Dans le métro, qui me ramène vers Midtown, je suis de bonne humeur. J’ai enfin réglé mon problème avec Patricia. Tout est clair entre nous, et nous avons encore quelques jours à vivre ensemble. Tout à l’heure, on traversera Central Park pour aller au Guggenheim et ce soir, on pourrait essayer de retrouver Jean-Louis pour dîner avec lui.  Quand j’arrive au Biltmore, je jette un coup d’œil au rez-de chaussée dans le salon de coiffure ; elle n’y est pas. Il est midi. Elle doit être prête, maintenant. Je monte au quatorzième étage. La porte 1412 est entr’ouverte. De l’intérieur monte un bruit d’aspirateur. J’entre. Patricia n’est pas là. Une femme de ménage noire s’active dans la chambre. Les serviettes de bain, les draps, les oreillers sont rassemblés sur le lit en in gros tapon. Patricia n’est pas là. Dans la salle de bain non plus. Dans le placard resté ouvert, les cintres en fil de fer pendouillent tristement, déshabillés. Patricia est partie. Mon sac est posé sur la coiffeuse. Mes affaires, veste, chaussures, trousse, sont entassées par-dessus. Sur les vêtements, une enveloppe blanche aux armes du Biltmore. Mon prénom est écrit dessus au crayon. Patricia est partie. Dans l’enveloppe, une feuille, un texte qui commence par Philippe. Je m’assieds sur le coin du lit. La femme de ménage continue à faire du bruit. Ça m’agace. Elle n’y prête pas attention. Patricia est partie.

Philippe,
John est venu me chercher. Il n’y tenait plus de ne plus me voir après notre dispute et quand il ne m’a pas trouvée chez moi, il a téléphoné à Frances. C’est elle qui lui a dit où j’étais.
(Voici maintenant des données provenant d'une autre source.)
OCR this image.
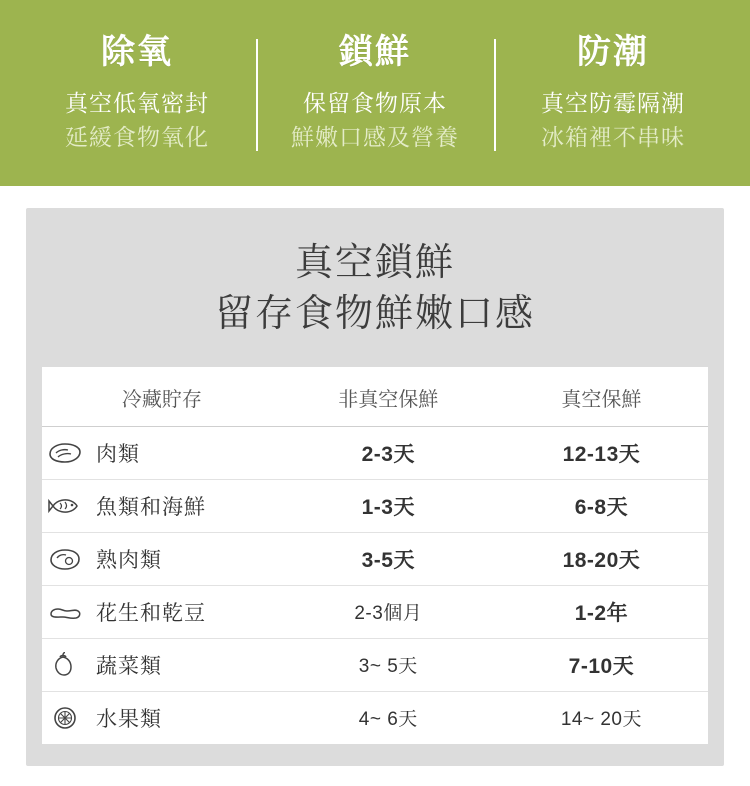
除氧
真空低氧密封
延緩食物氧化
鎖鮮
保留食物原本
鮮嫩口感及營養
防潮
真空防霉隔潮
冰箱裡不串味
真空鎖鮮
留存食物鮮嫩口感
冷藏貯存	非真空保鮮	真空保鮮

肉類	2-3天	12-13天

魚類和海鮮	1-3天	6-8天

熟肉類	3-5天	18-20天

花生和乾豆	2-3個月	1-2年

蔬菜類	3~ 5天	7-10天

水果類	4~ 6天	14~ 20天
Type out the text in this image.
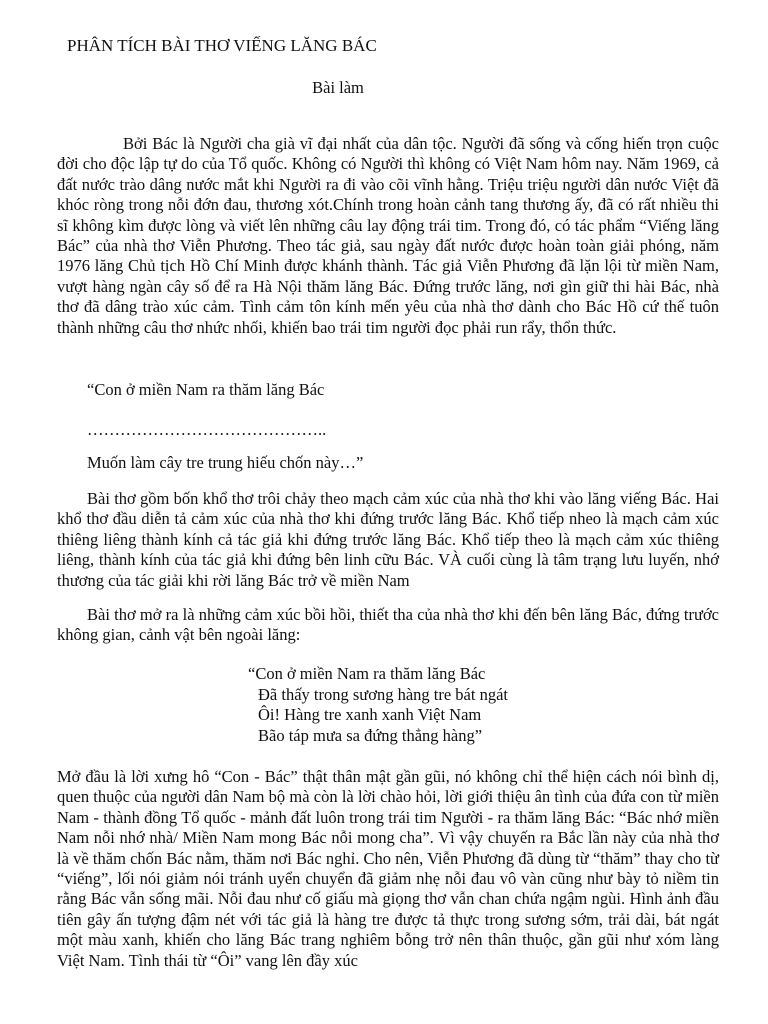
PHÂN TÍCH BÀI THƠ VIẾNG LĂNG BÁC
Bài làm

Bởi Bác là Người cha già vĩ đại nhất của dân tộc. Người đã sống và cống hiến trọn cuộc đời cho độc lập tự do của Tổ quốc. Không có Người thì không có Việt Nam hôm nay. Năm 1969, cả đất nước trào dâng nước mắt khi Người ra đi vào cõi vĩnh hằng. Triệu triệu người dân nước Việt đã khóc ròng trong nỗi đớn đau, thương xót.Chính trong hoàn cảnh tang thương ấy, đã có rất nhiều thi sĩ không kìm được lòng và viết lên những câu lay động trái tim. Trong đó, có tác phẩm “Viếng lăng Bác” của nhà thơ Viễn Phương. Theo tác giả, sau ngày đất nước được hoàn toàn giải phóng, năm 1976 lăng Chủ tịch Hồ Chí Minh được khánh thành. Tác giả Viễn Phương đã lặn lội từ miền Nam, vượt hàng ngàn cây số để ra Hà Nội thăm lăng Bác. Đứng trước lăng, nơi gìn giữ thi hài Bác, nhà thơ đã dâng trào xúc cảm. Tình cảm tôn kính mến yêu của nhà thơ dành cho Bác Hồ cứ thế tuôn thành những câu thơ nhức nhối, khiến bao trái tim người đọc phải run rẩy, thổn thức.

“Con ở miền Nam ra thăm lăng Bác
……………………………………..
Muốn làm cây tre trung hiếu chốn này…”

Bài thơ gồm bốn khổ thơ trôi chảy theo mạch cảm xúc của nhà thơ khi vào lăng viếng Bác. Hai khổ thơ đầu diễn tả cảm xúc của nhà thơ khi đứng trước lăng Bác. Khổ tiếp nheo là mạch cảm xúc thiêng liêng thành kính cả tác giả khi đứng trước lăng Bác. Khổ tiếp theo là mạch cảm xúc thiêng liêng, thành kính của tác giả khi đứng bên linh cữu Bác. VÀ cuối cùng là tâm trạng lưu luyến, nhớ thương của tác giải khi rời lăng Bác trở về miền Nam

Bài thơ mở ra là những cảm xúc bồi hồi, thiết tha của nhà thơ khi đến bên lăng Bác, đứng trước không gian, cảnh vật bên ngoài lăng:

“Con ở miền Nam ra thăm lăng Bác
Đã thấy trong sương hàng tre bát ngát
Ôi! Hàng tre xanh xanh Việt Nam
Bão táp mưa sa đứng thẳng hàng”

Mở đầu là lời xưng hô “Con - Bác” thật thân mật gần gũi, nó không chỉ thể hiện cách nói bình dị, quen thuộc của người dân Nam bộ mà còn là lời chào hỏi, lời giới thiệu ân tình của đứa con từ miền Nam - thành đồng Tổ quốc - mảnh đất luôn trong trái tim Người - ra thăm lăng Bác: “Bác nhớ miền Nam nỗi nhớ nhà/ Miền Nam mong Bác nỗi mong cha”. Vì vậy chuyến ra Bắc lần này của nhà thơ là về thăm chốn Bác nằm, thăm nơi Bác nghỉ. Cho nên, Viễn Phương đã dùng từ “thăm” thay cho từ “viếng”, lối nói giảm nói tránh uyển chuyển đã giảm nhẹ nỗi đau vô vàn cũng như bày tỏ niềm tin rằng Bác vẫn sống mãi. Nỗi đau như cố giấu mà giọng thơ vẫn chan chứa ngậm ngùi. Hình ảnh đầu tiên gây ấn tượng đậm nét với tác giả là hàng tre được tả thực trong sương sớm, trải dài, bát ngát một màu xanh, khiến cho lăng Bác trang nghiêm bỗng trở nên thân thuộc, gần gũi như xóm làng Việt Nam. Tình thái từ “Ôi” vang lên đầy xúc
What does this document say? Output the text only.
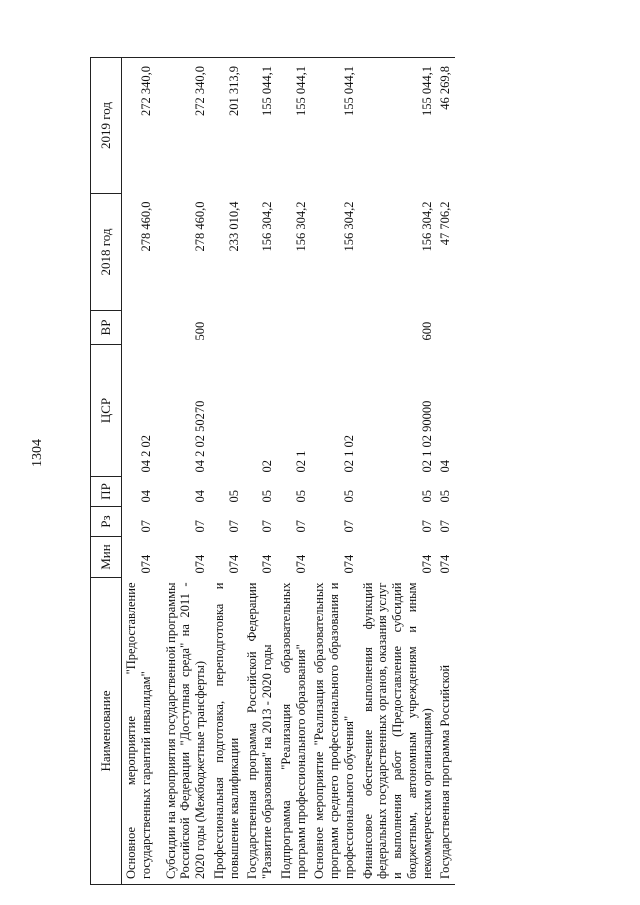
1304
Наименование	Мин	Рз	ПР	ЦСР	ВР	2018 год	2019 год
Основное мероприятие "Предоставление государственных гарантий инвалидам"	074	07	04	04 2 02		278 460,0	272 340,0
Субсидии на мероприятия государственной программы Российской Федерации "Доступная среда" на 2011 - 2020 годы (Межбюджетные трансферты)	074	07	04	04 2 02 50270	500	278 460,0	272 340,0
Профессиональная подготовка, переподготовка и повышение квалификации	074	07	05			233 010,4	201 313,9
Государственная программа Российской Федерации "Развитие образования" на 2013 - 2020 годы	074	07	05	02		156 304,2	155 044,1
Подпрограмма "Реализация образовательных программ профессионального образования"	074	07	05	02 1		156 304,2	155 044,1
Основное мероприятие "Реализация образовательных программ среднего профессионального образования и профессионального обучения"	074	07	05	02 1 02		156 304,2	155 044,1
Финансовое обеспечение выполнения функций федеральных государственных органов, оказания услуг и выполнения работ (Предоставление субсидий бюджетным, автономным учреждениям и иным некоммерческим организациям)	074	07	05	02 1 02 90000	600	156 304,2	155 044,1
Государственная программа Российской	074	07	05	04		47 706,2	46 269,8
Il est venu à l’hôtel, dans la chambre. Nous avons beaucoup parlé tous les deux. Il m’a dit qu’il avait beaucoup réfléchi, qu’il avait compris que je n’étais pas heureuse, qu’il m’aimait et qu’il allait tout arranger. Il va quitter sa femme, divorcer et vivre définitivement avec moi. Il me l’a promis. Il me demande seulement d’attendre qu’Olivia soit partie à l’Université de Californie. Si tout va bien, ça devrait être dans à peine plus d’un an. En attendant, il va me prendre un studio en ville près de son cabinet. Comme ça, je pourrai travailler chez lui à mi-temps et suivre en même temps mes études d’art au Georgetown College.
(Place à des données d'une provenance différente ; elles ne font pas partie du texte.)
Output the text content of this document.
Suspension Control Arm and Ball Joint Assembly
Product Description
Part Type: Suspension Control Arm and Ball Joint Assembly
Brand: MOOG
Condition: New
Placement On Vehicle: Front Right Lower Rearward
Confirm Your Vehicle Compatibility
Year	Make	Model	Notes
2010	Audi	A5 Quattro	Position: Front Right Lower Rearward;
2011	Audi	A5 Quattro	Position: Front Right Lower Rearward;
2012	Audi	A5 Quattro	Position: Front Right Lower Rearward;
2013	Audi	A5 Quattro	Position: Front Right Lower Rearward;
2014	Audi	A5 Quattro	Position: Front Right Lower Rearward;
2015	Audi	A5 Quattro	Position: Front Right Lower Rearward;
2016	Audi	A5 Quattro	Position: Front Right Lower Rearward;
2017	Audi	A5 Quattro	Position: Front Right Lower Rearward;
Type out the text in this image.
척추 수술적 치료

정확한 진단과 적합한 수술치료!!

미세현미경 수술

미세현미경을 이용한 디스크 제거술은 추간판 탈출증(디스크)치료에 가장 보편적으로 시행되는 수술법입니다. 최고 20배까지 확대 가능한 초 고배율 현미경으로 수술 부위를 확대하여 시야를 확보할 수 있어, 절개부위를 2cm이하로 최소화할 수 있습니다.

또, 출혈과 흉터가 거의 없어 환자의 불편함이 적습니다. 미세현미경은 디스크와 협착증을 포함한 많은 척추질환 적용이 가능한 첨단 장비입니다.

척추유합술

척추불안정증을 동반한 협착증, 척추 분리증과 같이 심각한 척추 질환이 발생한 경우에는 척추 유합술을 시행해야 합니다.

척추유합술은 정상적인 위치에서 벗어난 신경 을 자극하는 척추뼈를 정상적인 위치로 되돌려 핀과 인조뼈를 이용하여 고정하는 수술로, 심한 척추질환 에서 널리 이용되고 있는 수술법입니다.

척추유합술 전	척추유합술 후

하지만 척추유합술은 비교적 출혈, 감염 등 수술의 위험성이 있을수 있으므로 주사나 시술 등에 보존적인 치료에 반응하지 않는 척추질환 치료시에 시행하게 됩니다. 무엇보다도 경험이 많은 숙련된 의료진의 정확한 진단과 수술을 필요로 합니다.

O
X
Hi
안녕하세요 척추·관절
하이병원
Je lui ai tout avoué à propos de toi et moi. Ça lui a fait un choc terrible. Il a crié, il m’a même giflée, une fois. Après, il a pleuré et moi aussi. Après, il m’a dit qu’il ne pouvait plus vivre sans moi et il m’a pardonnée de l’avoir fait tant souffrir. Moi, je l’aime, j’en suis sûre maintenant. Je veux vivre avec lui et je le lui ai dit.
Tout à l’heure, John et moi, nous allons rentrer à Washington et nous nous mettrons tout de suite à la recherche de ce studio. Je suis heureuse.
John ne voulait pas que je t’écrive, mais je l’ai fait quand même pendant qu’il était à la réception pour payer la chambre.
Ne m’en veux pas trop. Je ne t’ai jamais menti, je ne me suis jamais moquée de toi, je me suis juste trompée sur lui et sur moi.
P.

A SUIVRE…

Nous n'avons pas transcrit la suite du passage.